AIDS is one of the diseases that made a big sensation in the last quarter of the twentieth century, but when did the talk about that disease begin, it was the first report exactly in 40 years.
On June 5, 1981, the Centers for Disease Control and Prevention published an article in its weekly report on morbidity and mortality describing five cases of a rare lung infection, PCP, in gay men in Los Angeles. AIDS. Today, the article’s publication is often cited as the beginning of the AIDS crisis.
The article urged medical professionals across the country, particularly in New York, San Francisco and Los Angeles, to send information to the CDC about similar and mysterious cases.
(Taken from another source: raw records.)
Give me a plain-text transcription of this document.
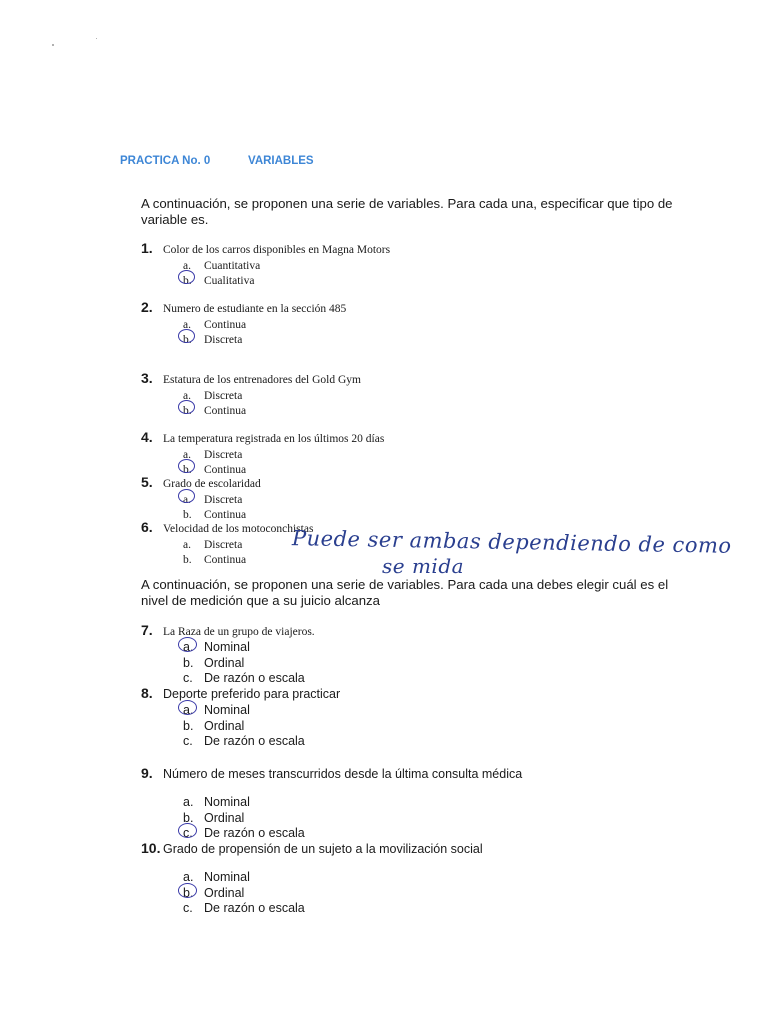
PRACTICA No. 0	VARIABLES
A continuación, se proponen una serie de variables. Para cada una, especificar que tipo de variable es.
1. Color de los carros disponibles en Magna Motors
a. Cuantitativa
b. Cualitativa
2. Numero de estudiante en la sección 485
a. Continua
b. Discreta
3. Estatura de los entrenadores del Gold Gym
a. Discreta
b. Continua
4. La temperatura registrada en los últimos 20 días
a. Discreta
b. Continua
5. Grado de escolaridad
a. Discreta
b. Continua
6. Velocidad de los motoconchistas
a. Discreta
b. Continua
Puede ser ambas dependiendo de como
se mida
A continuación, se proponen una serie de variables. Para cada una debes elegir cuál es el nivel de medición que a su juicio alcanza
7. La Raza de un grupo de viajeros.
a. Nominal
b. Ordinal
c. De razón o escala
8. Deporte preferido para practicar
a. Nominal
b. Ordinal
c. De razón o escala
9. Número de meses transcurridos desde la última consulta médica
a. Nominal
b. Ordinal
c. De razón o escala
10. Grado de propensión de un sujeto a la movilización social
a. Nominal
b. Ordinal
c. De razón o escala
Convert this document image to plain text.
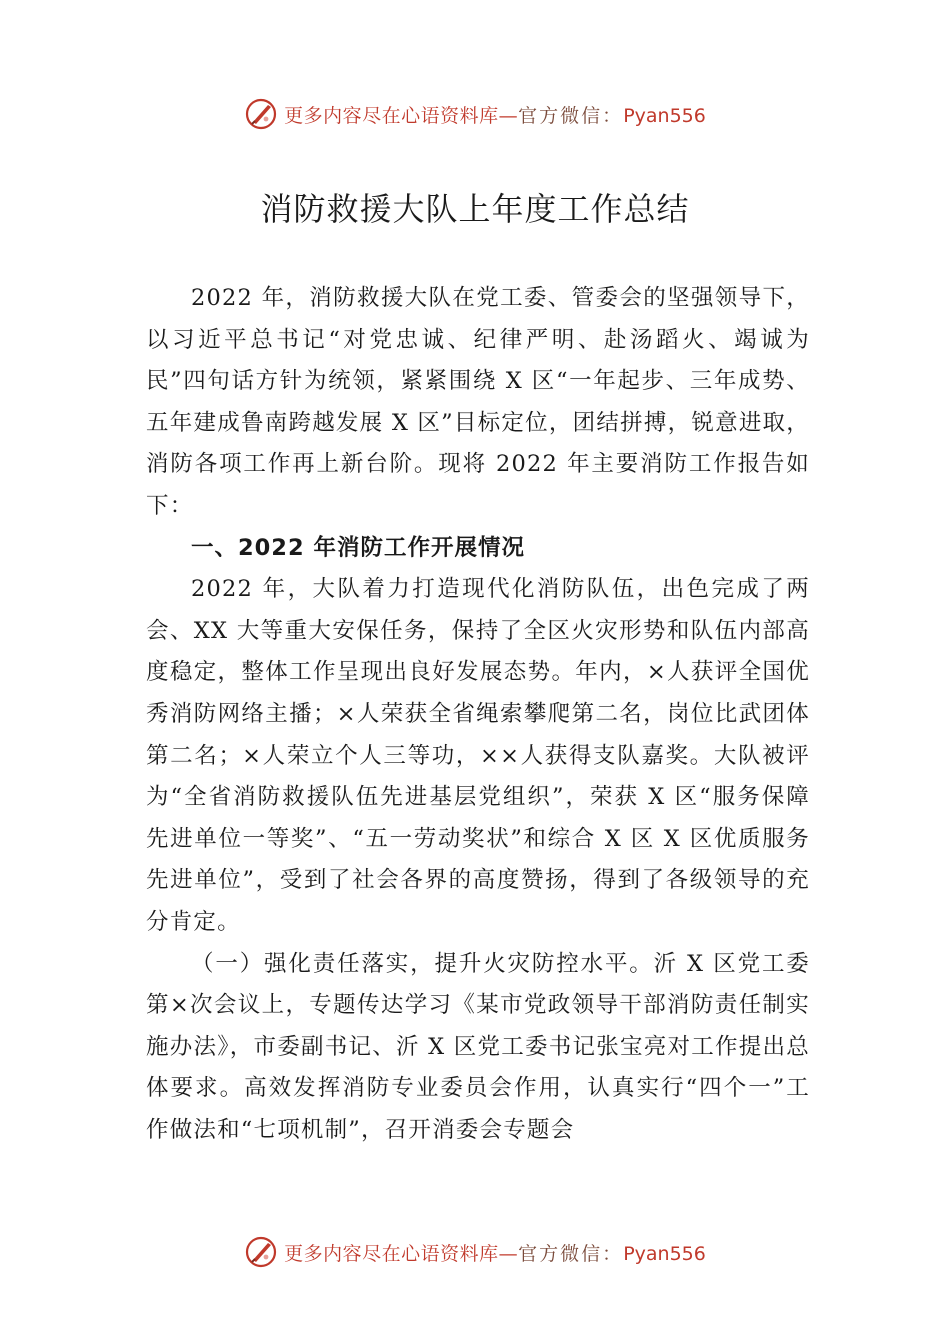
更多内容尽在心语资料库—官方微信：Pyan556
消防救援大队上年度工作总结

2022 年，消防救援大队在党工委、管委会的坚强领导下，以习近平总书记“对党忠诚、纪律严明、赴汤蹈火、竭诚为民”四句话方针为统领，紧紧围绕 X 区“一年起步、三年成势、五年建成鲁南跨越发展 X 区”目标定位，团结拼搏，锐意进取， 消防各项工作再上新台阶。现将 2022 年主要消防工作报告如下：

一、2022 年消防工作开展情况

2022 年，大队着力打造现代化消防队伍，出色完成了两会、XX 大等重大安保任务，保持了全区火灾形势和队伍内部高度稳定，整体工作呈现出良好发展态势。年内，×人获评全国优秀消防网络主播；×人荣获全省绳索攀爬第二名，岗位比武团体第二名；×人荣立个人三等功，××人获得支队嘉奖。大队被评为“全省消防救援队伍先进基层党组织”，荣获 X 区“服务保障先进单位一等奖”、“五一劳动奖状”和综合 X 区 X 区优质服务先进单位”，受到了社会各界的高度赞扬，得到了各级领导的充分肯定。

（一）强化责任落实，提升火灾防控水平。沂 X 区党工委第×次会议上，专题传达学习《某市党政领导干部消防责任制实施办法》，市委副书记、沂 X 区党工委书记张宝亮对工作提出总体要求。高效发挥消防专业委员会作用，认真实行“四个一”工作做法和“七项机制”，召开消委会专题会

更多内容尽在心语资料库—官方微信：Pyan556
As it was first discovered among gay men, Acquired Immunodeficiency Syndrome, as it would be called the following year, was colloquially referred to as “gay cancer” and was officially called gay-associated immunodeficiency before the term AIDS was coined in 1982.
AIDS is not fatal in itself – in fact, it severely affects the immune system’s ability to fight disease, leaving the patient vulnerable to all kinds of infections, particularly “opportunistic infections”. PCP is one such opportunistic infection, and it was one of the few diseases whose increased incidence in 1981 revealed an HIV/AIDS epidemic.
Within a few years, the AIDS epidemic had become the major public health crisis of the late twentieth century, although many continued to believe that it only affected gay men. Due to the misconception that it was a “gay disease”, it took two years before the New York Times published its first front-page article on AIDS and four years before then-President Ronald Reagan mentioned it for the first time publicly.
Two of the men named in the study had died by the time it was published, and the other three had died shortly thereafter. By the end of the millennium, nearly 775,000 Americans had died of AIDS-related illnesses.